Ora, sou nordestino, cearense, e não me importo em ser chamado de Ceará por pessoas de outras regiões, mas no dicionário politicamente correto, esse apelido é um crime. Tem outro pior: "cabeça chata". Pois guess what, quem mais faz piada sobre cabeça chata ou cabeção somos nós cearenses. O Ceará é famoso por ter grandes humoristas (vide o saudoso Chico Anysio e tantos outros) e praticamente todos eles fazem piadas sobre cearenses e cabeças chatas. Relaxa, galera do PC, não nos ofendemos com isto. E também não é uma questão de "lugar de fala". Rimos com piadas sobre cabeça chata, quer sejam feitas por cearenses ou por pessoas de qualquer outra região.
Enfim, hoje em dia o PC é propagado tanto por conservadores quanto por progressistas, cada qual adaptando-o às suas próprias pautas. Por exemplo, o conservadorismo irá reagir negativamente a piadas sobre Jesus ou crentes, enquanto o progressismo reagirá a piadas sobre gays.
O que vemos na prática é que o PC progressista tem se mostrado mais intenso e militante do que o conservador, talvez devido ao fato dele agora contar com todo um aparato da mídia, a indústria do entretenimento, a Big Tech e políticos de esquerda.
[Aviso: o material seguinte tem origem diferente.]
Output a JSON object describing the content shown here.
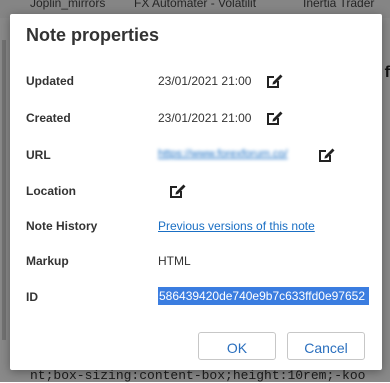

Naturalmente, conservadores e progressistas se digladiam em torno destas pautas, pois o progressista quer fazer piadas sobre crentes, mas ofende-se com as piadas sobre gays, enquanto o conservador quer fazer piadas sobre gays, mas ofende-se com as piadas sobre crentes. Como diz, o ditado, na briga entre o mar e a rocha, quem apanha é o caranguejo. No caso, o caranguejo é a liberdade de expressão.